La capacidad para transformar su
trabajo de fotógrafa de calle en las zonas más humildes y desprotegidas, donde
la vida transcurre entre aceras y descampados, en un inacabable cuento de hadas
es prodigiosa. Y la clave se encuentra precisamente en la manera de significar.

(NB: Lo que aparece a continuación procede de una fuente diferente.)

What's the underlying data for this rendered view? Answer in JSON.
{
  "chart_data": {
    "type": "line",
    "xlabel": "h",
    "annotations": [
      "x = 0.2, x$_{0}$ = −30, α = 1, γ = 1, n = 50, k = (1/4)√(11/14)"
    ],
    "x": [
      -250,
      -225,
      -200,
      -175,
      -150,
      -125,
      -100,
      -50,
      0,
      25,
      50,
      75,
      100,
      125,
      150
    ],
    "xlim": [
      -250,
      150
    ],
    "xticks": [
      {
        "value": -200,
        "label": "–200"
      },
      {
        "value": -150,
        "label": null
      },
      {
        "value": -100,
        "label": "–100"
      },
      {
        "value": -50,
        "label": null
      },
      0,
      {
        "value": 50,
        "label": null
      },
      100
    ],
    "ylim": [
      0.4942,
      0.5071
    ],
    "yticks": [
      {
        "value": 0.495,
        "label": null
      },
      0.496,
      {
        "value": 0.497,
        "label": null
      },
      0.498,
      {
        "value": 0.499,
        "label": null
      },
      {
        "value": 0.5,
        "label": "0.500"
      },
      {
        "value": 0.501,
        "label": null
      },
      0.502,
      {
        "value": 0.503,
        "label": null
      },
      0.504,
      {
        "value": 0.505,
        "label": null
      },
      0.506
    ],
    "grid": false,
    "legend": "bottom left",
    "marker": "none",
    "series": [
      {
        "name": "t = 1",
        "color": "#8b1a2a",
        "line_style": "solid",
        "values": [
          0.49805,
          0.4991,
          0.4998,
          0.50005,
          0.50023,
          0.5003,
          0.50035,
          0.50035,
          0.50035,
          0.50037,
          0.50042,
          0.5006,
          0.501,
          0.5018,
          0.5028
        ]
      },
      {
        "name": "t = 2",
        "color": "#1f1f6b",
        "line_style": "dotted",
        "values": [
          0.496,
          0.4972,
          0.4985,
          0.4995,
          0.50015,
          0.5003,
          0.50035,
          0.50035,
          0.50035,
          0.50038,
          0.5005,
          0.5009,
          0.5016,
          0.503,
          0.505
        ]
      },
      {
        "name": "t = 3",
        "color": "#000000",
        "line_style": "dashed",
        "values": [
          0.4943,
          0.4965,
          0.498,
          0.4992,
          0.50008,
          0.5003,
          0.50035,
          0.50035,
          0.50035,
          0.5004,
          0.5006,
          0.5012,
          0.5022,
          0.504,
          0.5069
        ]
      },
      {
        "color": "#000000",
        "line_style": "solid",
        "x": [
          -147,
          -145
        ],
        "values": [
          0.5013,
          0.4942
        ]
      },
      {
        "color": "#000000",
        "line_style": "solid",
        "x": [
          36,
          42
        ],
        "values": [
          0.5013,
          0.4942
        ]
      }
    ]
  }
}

En los años treinta y cuarenta del siglo pasado existía en Estados Unidos y en
Europa una densa escuela de fotógrafos documentalistas. Y el marco de
posibilidades semánticas ya abarcaba al completo el caudal de lo fotografiado,
desde la ironía hasta la denuncia, desde la crónica hasta la búsqueda de la
identidad, desde la pureza geométrica hasta las impurezas urbanas. Hay una
placa neoyorquina de Levitt que resume, casi literalmente, la singularidad con
la que se inscribe en el género fotográfico que practica. En la imagen, una vía
urbana, amplia, por cuya acera caminan cuatro niñas, de tres edades diferentes
dentro de la infancia, que la fotógrafa capta de espaldas. Las cuatro niñas,
vestidas y peinadas con humildad y cariño al mismo tiempo, miran hacia su
izquierda, por donde fluye un opaco muro de piedra, largo y muy oscuro, capaz
de obturar el mundo, sobre el que flotan, sin que se aprecie de dónde pueden
haber salido, cinco insólitas pompas de jabón. Que de repente transforman todos
los elementos pétreos de la estampa —muro, asfalto, baldosas, espaldas— en los
ingredientes traslúcidos de un mágico cuento de hadas.
El
don de esta pieza es convertir en explícito lo que en el resto de la obra de
Levitt se realiza de manera implícita. Las pompas de jabón están, camufladas en
cualquier otro objeto o gesto, pero no se las ve. Aunque lo que se vea tampoco es
lo que la imagen significa, porque el significado se ha fugado del lugar
trascrito. Ya no está en aquello que se retrata, sino en lo que el retrato
evoca sin mostrar. A este significado se le suele denominar poético. Y lo más extraordinario del
caso Levitt es que, realizando una práctica formal de trabajo documentalista,
fue percibido por quienes admiraban sus fotos como poesía. De hecho, acabaron
siendo la obra de La Poeta de Nueva York.
Y,
además, desde el principio. El escritor norteamericano James Agee (1909-1955),
que acompañó el crecimiento artístico de
la fotógrafa, lo señaló con una clarividencia que aún pasma: «La tarea del
artista no es convertir el mundo tal y como lo ve el ojo en un mundo de
realidad estética, sino percibir la realidad estética contenida en el mundo
real y registrar imperturbado y fiel el instante en el que ese movimiento de
creatividad alcanza su cristalización más expresiva». Ahí donde dice creatividad, podía haber escrito
perfectamente poesía. Porque además
esboza una definición de lo poético de extraordinaria lucidez: no se trata de evocar
un mundo aparte, sino de una cualidad que existe en el mundo real, que solo una
mirada poética es capaz de captar, pero una vez captado, los demás no solo lo
reconocen, sino que el descubrimiento les reconcilia con la realidad. Que es la
virtud filosófica primordial de la obra gráfica de Helen Levitt: la belleza no
está afuera, se lleva dentro, en la mirada, y alboroza. El poema no es el
énfasis ni las reverberaciones, sino lo que se esconde detrás de los
significados convencionales de cualquier realidad y aquello que este
reconocimiento provoca. Ocultación que se descubre sin necesidad de ser ni
concreta ni delimitada. Unas inverosímiles pompas de jabón.